The Wall Street Journal has reported that major banks masked their risk levels in the past five quarters by temporarily lowering their debt just before reporting it to the public.

The report is based on data from the Federal Reserve Bank of New York. "A group of 18 banks - which includes Goldman Sachs Group Inc, Morgan Stanley, JP Morgan Chase & Co, Bank of America Corp and Citigroup Inc - understated the debt levels used to fund securities trades by lowering them an average of 42 per cent at the end of each of the past five quarterly periods," the daily said.

According to the publication, these banks, that publicly release debt data each quarter, then boosted the debt levels in the middle of successive quarters.
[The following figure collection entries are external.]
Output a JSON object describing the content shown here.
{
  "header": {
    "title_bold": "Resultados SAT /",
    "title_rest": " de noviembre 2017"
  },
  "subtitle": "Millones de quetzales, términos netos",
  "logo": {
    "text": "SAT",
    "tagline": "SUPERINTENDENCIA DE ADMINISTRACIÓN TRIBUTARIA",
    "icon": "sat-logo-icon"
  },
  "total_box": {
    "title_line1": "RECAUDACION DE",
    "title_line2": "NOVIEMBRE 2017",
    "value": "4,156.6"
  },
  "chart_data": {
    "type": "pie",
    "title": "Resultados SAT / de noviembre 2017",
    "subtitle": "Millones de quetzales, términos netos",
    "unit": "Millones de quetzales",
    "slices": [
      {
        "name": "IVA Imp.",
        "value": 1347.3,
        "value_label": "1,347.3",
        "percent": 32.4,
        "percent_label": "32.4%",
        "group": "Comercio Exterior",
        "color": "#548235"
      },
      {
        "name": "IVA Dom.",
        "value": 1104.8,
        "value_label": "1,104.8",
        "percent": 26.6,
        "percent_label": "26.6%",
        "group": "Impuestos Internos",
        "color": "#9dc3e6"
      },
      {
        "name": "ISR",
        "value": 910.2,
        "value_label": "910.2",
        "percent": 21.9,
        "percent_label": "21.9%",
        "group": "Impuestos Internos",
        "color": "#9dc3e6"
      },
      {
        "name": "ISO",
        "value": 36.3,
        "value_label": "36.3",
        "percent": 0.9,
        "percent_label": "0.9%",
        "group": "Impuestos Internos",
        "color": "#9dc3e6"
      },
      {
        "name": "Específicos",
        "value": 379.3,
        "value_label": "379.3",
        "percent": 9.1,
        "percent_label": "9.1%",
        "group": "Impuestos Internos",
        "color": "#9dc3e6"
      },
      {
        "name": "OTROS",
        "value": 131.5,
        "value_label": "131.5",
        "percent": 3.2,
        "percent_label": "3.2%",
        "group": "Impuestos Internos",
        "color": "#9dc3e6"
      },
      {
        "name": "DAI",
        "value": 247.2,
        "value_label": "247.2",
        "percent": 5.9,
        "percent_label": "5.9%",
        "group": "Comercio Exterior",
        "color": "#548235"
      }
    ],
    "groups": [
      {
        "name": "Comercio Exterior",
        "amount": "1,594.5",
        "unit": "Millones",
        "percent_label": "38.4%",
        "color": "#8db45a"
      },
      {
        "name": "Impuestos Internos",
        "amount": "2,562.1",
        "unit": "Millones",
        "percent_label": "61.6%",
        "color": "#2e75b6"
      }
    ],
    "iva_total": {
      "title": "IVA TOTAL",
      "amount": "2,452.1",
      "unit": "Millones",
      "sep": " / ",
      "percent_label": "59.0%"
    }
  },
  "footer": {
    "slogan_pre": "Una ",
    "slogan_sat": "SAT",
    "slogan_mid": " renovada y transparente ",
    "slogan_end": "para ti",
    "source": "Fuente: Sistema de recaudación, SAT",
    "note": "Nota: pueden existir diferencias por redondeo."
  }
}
Extravagant borrowing by banking firms was one of the main reasons for the ravaging financial meltdown, that saw the failure of Lehman Brothers and Bear Stearns, among others.

The Wall Street Journal noted that since the meltdown, banks have become more sensitive about showing high levels of debt and risk, worried that their stocks and credit ratings could take a beating. "That practice, while legal, can give investors a skewed impression of the level of risk that financial firms are taking the vast majority of the time," the report said.

http://business.rediff.com/report/2010/apr/09/us-banks-reduced-debt-levels-to-mask-risks.htm

Horn
9th April 2010, 01:34 PM
First off, how do they manage that?

Secondly, is it legal?

Thirdly, how is it I've become so confused? ???